L'ultimo artista in prima linea

Corriere della Sera, 5 ottobre 2005

  • È quell'idea di libertà politica ad averci dimenticati lungo un binario morto della storia, non siamo noi ad aver dimenticato il Risorgimento. L'eredità del Romanticismo è invece malignamente viva.
  • Non c'è epoca della nostra storia più dimenticata del Risorgimento. In rapporto alla sua importanza, l'oblio è tanto insistente da far sospettare una rimozione.
  • Se il Risorgimento è dimenticato lo è perché la sua idea guida – la libertà attiva, intesa come libertà di fare e rifare politicamente il mondo in modo tale che si adatti meglio all'esistenza umana – è oggi un'idea morta.

Scurati: educare è anche sedurre, quella donna è un capro espiatorio

Corriere della Sera, 15 novembre 2006

  • In Italia c'è stato un crollo dell'istituzione scolastica, che ha perso tutta la sua autorità. E allora, l'unica arma rimasta al docente è la seduzione. Che poi è il grande tema di questa società dello spettacolo: i politici sono seduttivi prima di ogni altra cosa. Agli insegnanti, questo non è concesso.
  • I nostri insegnanti sono reclutati con un sistema perverso, con migliaia di precari catapultati tra i banchi senza selezione né controlli.
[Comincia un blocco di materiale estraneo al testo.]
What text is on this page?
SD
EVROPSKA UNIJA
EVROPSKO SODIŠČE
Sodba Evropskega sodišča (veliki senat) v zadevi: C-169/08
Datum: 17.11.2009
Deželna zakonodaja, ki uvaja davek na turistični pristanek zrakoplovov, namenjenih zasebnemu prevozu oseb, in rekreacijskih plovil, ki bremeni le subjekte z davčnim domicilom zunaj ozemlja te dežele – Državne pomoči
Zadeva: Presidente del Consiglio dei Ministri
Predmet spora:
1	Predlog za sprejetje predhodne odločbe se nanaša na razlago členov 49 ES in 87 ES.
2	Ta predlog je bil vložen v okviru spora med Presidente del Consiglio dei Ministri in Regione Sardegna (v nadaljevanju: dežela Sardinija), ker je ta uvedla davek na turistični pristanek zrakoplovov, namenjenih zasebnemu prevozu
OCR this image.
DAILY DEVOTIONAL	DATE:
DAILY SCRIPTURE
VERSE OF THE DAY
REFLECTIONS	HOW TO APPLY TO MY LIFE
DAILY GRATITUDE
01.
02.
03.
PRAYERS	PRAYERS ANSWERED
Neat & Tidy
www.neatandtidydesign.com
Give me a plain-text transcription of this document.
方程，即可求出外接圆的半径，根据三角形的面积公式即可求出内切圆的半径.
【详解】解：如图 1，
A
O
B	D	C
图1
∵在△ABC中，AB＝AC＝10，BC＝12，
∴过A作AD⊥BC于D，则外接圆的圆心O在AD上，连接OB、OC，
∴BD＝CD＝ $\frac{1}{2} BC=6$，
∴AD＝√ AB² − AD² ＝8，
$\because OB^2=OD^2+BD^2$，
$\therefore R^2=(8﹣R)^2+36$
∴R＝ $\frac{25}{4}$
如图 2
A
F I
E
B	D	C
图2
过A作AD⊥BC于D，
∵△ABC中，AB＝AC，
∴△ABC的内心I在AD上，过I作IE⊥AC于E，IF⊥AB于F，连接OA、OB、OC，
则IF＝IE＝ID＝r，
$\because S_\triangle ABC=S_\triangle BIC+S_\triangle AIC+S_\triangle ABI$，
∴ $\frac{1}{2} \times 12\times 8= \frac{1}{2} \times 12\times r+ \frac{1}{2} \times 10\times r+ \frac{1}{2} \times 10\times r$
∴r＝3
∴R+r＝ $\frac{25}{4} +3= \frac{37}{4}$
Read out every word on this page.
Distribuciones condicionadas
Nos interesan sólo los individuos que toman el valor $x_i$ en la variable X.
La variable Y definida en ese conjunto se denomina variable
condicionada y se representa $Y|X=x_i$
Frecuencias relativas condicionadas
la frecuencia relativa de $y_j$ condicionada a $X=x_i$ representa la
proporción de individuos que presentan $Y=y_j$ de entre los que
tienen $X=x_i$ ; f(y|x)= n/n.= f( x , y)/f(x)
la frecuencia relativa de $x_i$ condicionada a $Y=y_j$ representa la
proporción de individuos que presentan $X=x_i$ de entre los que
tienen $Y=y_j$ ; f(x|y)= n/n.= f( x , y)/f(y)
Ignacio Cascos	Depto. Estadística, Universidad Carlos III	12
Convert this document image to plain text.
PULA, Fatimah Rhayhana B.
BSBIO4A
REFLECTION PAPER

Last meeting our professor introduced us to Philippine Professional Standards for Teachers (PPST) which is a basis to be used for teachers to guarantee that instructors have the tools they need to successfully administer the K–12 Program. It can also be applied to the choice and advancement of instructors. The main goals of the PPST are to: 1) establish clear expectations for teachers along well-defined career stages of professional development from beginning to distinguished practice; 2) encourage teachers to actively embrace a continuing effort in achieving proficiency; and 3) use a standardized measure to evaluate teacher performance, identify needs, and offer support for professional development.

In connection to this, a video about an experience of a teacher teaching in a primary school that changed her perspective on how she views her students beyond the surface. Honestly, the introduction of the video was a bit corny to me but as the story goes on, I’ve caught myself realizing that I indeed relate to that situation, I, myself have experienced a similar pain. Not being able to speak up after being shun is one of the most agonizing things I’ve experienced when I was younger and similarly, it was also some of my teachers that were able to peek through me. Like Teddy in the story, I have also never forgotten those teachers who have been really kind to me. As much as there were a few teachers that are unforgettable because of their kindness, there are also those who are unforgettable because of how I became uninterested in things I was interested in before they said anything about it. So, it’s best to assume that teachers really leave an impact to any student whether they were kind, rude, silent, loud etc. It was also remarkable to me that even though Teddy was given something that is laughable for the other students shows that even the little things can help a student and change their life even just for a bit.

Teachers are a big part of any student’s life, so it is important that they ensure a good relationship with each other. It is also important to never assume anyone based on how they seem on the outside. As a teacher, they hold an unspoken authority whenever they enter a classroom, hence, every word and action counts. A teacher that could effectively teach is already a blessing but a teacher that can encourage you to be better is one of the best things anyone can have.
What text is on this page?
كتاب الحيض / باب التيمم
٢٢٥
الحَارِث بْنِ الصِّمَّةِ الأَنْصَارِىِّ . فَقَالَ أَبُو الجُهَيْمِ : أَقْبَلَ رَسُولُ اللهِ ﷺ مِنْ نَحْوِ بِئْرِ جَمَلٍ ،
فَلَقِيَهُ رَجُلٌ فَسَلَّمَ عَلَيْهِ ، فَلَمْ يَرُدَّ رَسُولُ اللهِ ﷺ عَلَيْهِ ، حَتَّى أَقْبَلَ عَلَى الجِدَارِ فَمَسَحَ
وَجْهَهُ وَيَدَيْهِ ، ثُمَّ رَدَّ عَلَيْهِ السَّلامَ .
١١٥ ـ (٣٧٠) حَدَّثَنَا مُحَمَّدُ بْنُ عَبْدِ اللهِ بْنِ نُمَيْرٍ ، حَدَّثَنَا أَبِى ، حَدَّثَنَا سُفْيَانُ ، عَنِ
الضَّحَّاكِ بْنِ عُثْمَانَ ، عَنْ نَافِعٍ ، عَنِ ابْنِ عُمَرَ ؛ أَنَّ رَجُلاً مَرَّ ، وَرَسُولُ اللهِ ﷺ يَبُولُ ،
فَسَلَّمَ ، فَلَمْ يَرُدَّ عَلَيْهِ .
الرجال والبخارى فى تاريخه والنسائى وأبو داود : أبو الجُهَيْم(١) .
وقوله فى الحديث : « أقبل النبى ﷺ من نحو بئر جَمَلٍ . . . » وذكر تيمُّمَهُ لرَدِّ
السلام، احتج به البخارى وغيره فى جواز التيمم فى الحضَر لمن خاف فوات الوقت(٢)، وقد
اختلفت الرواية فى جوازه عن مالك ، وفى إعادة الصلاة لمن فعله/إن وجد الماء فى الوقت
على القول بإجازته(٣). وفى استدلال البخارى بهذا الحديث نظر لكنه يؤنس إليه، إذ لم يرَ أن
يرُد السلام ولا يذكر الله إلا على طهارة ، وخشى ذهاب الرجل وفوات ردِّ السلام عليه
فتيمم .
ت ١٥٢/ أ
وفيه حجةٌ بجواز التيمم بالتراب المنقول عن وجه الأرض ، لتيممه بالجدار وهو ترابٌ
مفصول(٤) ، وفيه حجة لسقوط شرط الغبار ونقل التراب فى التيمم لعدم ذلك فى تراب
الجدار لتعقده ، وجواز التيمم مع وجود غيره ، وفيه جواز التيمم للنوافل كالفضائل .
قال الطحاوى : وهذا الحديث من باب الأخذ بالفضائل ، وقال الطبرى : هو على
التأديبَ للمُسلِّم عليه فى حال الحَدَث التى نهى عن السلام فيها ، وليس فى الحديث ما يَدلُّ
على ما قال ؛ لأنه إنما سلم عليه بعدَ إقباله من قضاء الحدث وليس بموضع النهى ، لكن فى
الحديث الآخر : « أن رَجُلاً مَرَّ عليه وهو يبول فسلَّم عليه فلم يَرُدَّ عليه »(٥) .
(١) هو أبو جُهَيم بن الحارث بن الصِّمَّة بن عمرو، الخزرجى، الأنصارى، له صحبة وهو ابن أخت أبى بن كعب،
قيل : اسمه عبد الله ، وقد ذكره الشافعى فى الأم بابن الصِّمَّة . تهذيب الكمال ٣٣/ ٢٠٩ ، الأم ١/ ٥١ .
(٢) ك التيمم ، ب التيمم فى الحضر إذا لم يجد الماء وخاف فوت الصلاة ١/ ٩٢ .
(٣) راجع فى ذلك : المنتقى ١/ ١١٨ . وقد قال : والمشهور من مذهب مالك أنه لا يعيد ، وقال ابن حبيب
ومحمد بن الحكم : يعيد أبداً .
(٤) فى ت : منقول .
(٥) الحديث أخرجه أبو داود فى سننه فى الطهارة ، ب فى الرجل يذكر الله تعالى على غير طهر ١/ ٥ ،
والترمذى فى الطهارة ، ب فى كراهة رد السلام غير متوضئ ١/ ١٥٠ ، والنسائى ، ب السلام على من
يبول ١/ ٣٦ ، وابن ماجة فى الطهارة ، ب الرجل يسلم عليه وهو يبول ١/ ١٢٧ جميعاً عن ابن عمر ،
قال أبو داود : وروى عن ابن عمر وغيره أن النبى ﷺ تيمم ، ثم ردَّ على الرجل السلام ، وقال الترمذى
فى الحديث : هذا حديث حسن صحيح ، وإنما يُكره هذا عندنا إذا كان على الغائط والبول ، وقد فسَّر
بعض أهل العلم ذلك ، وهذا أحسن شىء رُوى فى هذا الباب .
La scuola italiana va alla deriva. E questo caso ne è il sintomo lampante.
  • Le nuove generazioni non sono più educate dalla scuola o dalla famiglia; esistono altre "agenzie educative" – tv, pubblicità – profondamente e perversamente seduttive. Il ragazzo, andando a scuola, vede decine di tette e culi ovunque, sembra che sesso e seduzione siano la chiave per capire il mondo; e varcata la porta dell'aula, dovrebbe dimenticare tutto e dedicare ogni attenzione a qualcuno che è asessuato? Noi ipocritamente diamo per scontato che qualora ci sia sesso tra docente e discente, si tratti di plagio; mentre invece è tutta la società che incita a una sessualità disinibita, strumentale, che i preadolescenti replicano in forme eccessive.

La nuova scommessa è sfidare il pop

Corriere della Sera, 9 dicembre 2007

  • La vera sperimentazione oggi passa secondo me da un rapporto agonistico, non antagonistico, con la cultura pop: la cultura di massa egemone è un nemico da battere sul suo stesso terreno, facendo in maniera più potente ciò che fa lei stessa. È accaduto in America con l'Avant-pop: il tentativo di fare un romanzo colto capace però di rivolgersi a un pubblico ampio.
  • [L'Ottocento] Nella dimensione artistica e mitica, è un secolo più contemporaneo del Novecento e di molte sue esperienze: penso alla vocazione popolare e all'istinto comunicativo del romanzo e del melodramma. Comunque questa idea del passato non asseconda certo il mainstream.
  • Viviamo nel tempo del revisionismo, caratterizzato da un pervicace spirito di risentimento rispetto al passato, con intenti demistificatori se non denigratori: la tendenza a disseppellire i morti per ucciderli una seconda volta, a svilire la dignità etica e politica della storia. È una sorta di nichilismo. Ecco, secondo me bisogna abbandonare il risentimento del revisionismo ossessivo e petulante e cercare una forma di sentimento della storia. Cercare nella storia la sua capacità di offrire una visione etica ed epica.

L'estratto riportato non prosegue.